The New York Public Library Announces Five Finalists For Its Annual Helen Bernstein Book Award For Excellence In Journalism

March 5, 2019 - The New York Public Library has named five nonfiction books finalists in the 32nd annual Helen Bernstein Book Award for Excellence in Journalism. Honoring working journalists whose books bring clarity and public attention to important issues, events or policies, the 2019 Bernstein Award finalists' works cover topics such as the Flint water crisis, American prison system, and the Syrian conflict.

The books, all published last year, were selected by a nine-member Library Review Committee, which received and read just over 100 nominations from publishers. A six-member Bernstein Selection Committee, chaired by veteran journalist and editor Jim Hoge, will choose a winner; their decision will be announced at an awards reception on April 16th at the Library's iconic Stephen A. Schwarzman Building.

This year's finalists and their works are:

  • No Turning Backby Rania Abouzeid;  Based on more than five years of fearless, clandestine reporting, No Turning Back brings readers deep inside Bashar al-Assad’s prisons, to covert meetings where foreign states and organizations manipulated the rebels, and to the highest levels of Islamic militancy and the formation of the Islamic State. No Turning Back dissects the tangle of ideologies and allegiances that make up the Syrian conflict through the dramatic stories of four young people seeking safety and freedom in a shattered country.

  • American Prison by Shane Bauer; In 2014, Shane Bauer was hired for $9 an hour to work as an entry-level prison guard at a private prison in Winnfield, Louisiana. An award-winning investigative journalist, he used his real name; there was no meaningful background check. Four months later, his employment came to an abrupt end. But he had seen enough. A blistering indictment of the private prison system, and the powerful forces that drive it, Bauer weaves a much deeper reckoning with his experiences together with a thoroughly researched history of for-profit prisons in America from their origins in the decades before the Civil War.

  • The Poisoned Cityby Anna Clark; In the first full account of this American tragedy, The Poisoned City recounts the gripping story of Flint’s poisoned water through the people who caused it, suffered from it, and exposed it. It is a chronicle of one town, but could be about any American city, all made precarious by the neglect of infrastructure and the erosion of democratic decision-making. Places like Flint are set up to fail—and for the people who live and work in them, the consequences can be fatal.

  • Amity and Prosperity by Eliza Griswold; Drawing on seven years of immersive reporting, Griswold reveals what happens when an imperiled town faces a crisis of values, and a family wagers everything on an improbable quest for justice. Amity and Prosperity tells the story of the energy boom’s impact on a small town at the edge of Appalachia and one woman’s transformation from a struggling single parent to an unlikely activist, pursuing her case in court and beginning to expose the damage that's being done to the land that her family has lived on for centuries.
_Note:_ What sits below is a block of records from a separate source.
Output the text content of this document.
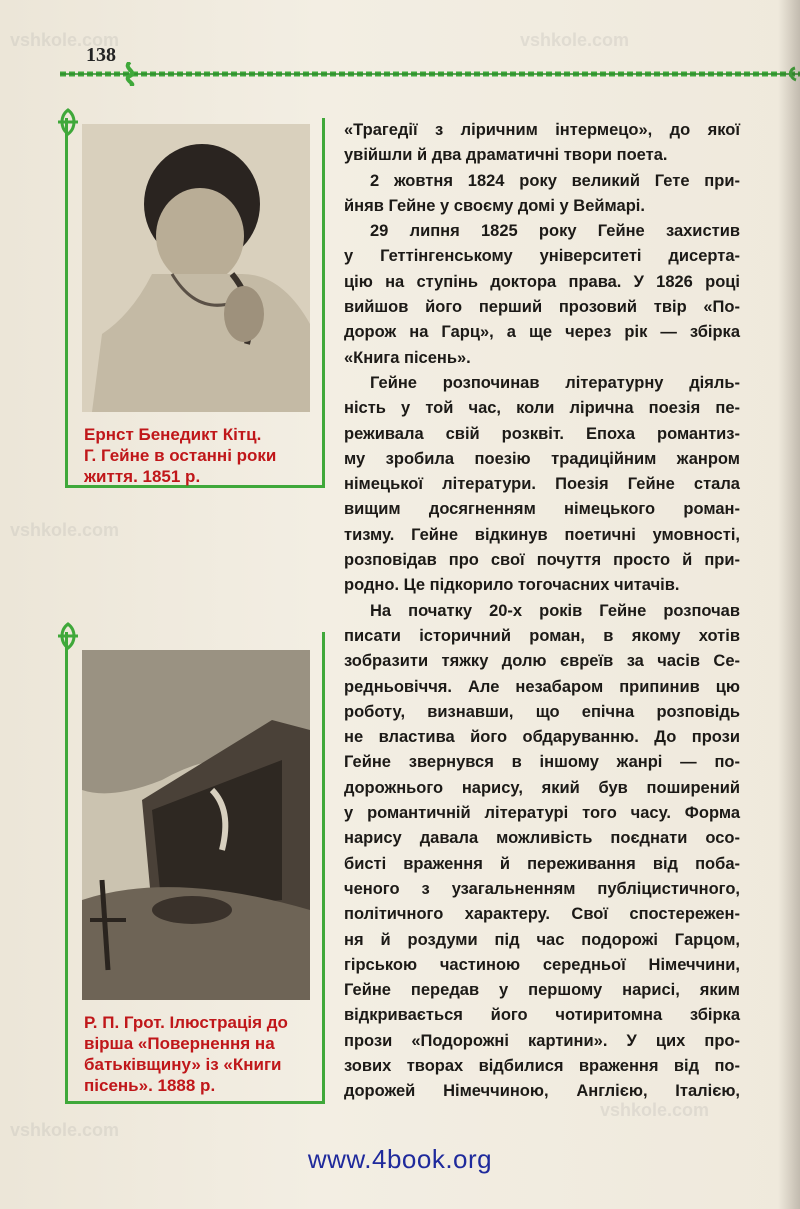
138
Ернст Бенедикт Кітц.
Г. Гейне в останні роки
життя. 1851 р.
Р. П. Грот. Ілюстрація до
вірша «Повернення на
батьківщину» із «Книги
пісень». 1888 р.
«Трагедії з ліричним інтермецо», до якої
увійшли й два драматичні твори поета.
2 жовтня 1824 року великий Гете при-
йняв Гейне у своєму домі у Веймарі.
29 липня 1825 року Гейне захистив
у Геттінгенському університеті дисерта-
цію на ступінь доктора права. У 1826 році
вийшов його перший прозовий твір «По-
дорож на Гарц», а ще через рік — збірка
«Книга пісень».
Гейне розпочинав літературну діяль-
ність у той час, коли лірична поезія пе-
реживала свій розквіт. Епоха романтиз-
му зробила поезію традиційним жанром
німецької літератури. Поезія Гейне стала
вищим досягненням німецького роман-
тизму. Гейне відкинув поетичні умовності,
розповідав про свої почуття просто й при-
родно. Це підкорило тогочасних читачів.
На початку 20-х років Гейне розпочав
писати історичний роман, в якому хотів
зобразити тяжку долю євреїв за часів Се-
редньовіччя. Але незабаром припинив цю
роботу, визнавши, що епічна розповідь
не властива його обдаруванню. До прози
Гейне звернувся в іншому жанрі — по-
дорожнього нарису, який був поширений
у романтичній літературі того часу. Форма
нарису давала можливість поєднати осо-
бисті враження й переживання від поба-
ченого з узагальненням публіцистичного,
політичного характеру. Свої спостережен-
ня й роздуми під час подорожі Гарцом,
гірською частиною середньої Німеччини,
Гейне передав у першому нарисі, яким
відкривається його чотиритомна збірка
прози «Подорожні картини». У цих про-
зових творах відбилися враження від по-
дорожей Німеччиною, Англією, Італією,
vshkole.com	vshkole.com
vshkole.com
vshkole.com
vshkole.com
www.4book.org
  • Dopesick by Beth Macy; Fully charting the opioid crisis in America, Dopesick is an unforgettable portrait of the families and first responders on the front lines. Macy takes the reader into the epicenter of America's twenty-plus year struggle with opioid addiction. From distressed small communities in Central Appalachia to wealthy suburbs; from disparate cities to once-idyllic farm towns; it's a heartbreaking trajectory that illustrates how this national crisis has persisted for so long and become so firmly entrenched.

Previous winners of the award, which includes a $15,000 cash prize, include such acclaimed journalists as George Packer, Ellen Schultz, David Finkel, Katherine Boo, Dan Fagin, and Anand Giridharadas. In 2018, Masha Gessen won for her revelatory work, The Future Is History, which captures a pivotal era through the stories of several Russians whose lives spanned three decades in which Russia, having seemingly shed its Soviet incarnation for good and embarked on a journey toward democracy, devolved into a frightening retro-totalitarian state

The Helen Bernstein Book Award for Excellence in Journalism was established in 1987 through a gift from Joseph Frank Bernstein, in honor of journalist Helen Bernstein Fealy. The gift was in two parts and also endows the position of the Helen Bernstein Librarian for Periodicals & Journals. This position curates The New York Public Library’s internationally renowned Periodicals Division, housing one of the largest collections of past and present newspapers, magazines, and journals from around the world. The position is currently held by Librarian Shannon Keller.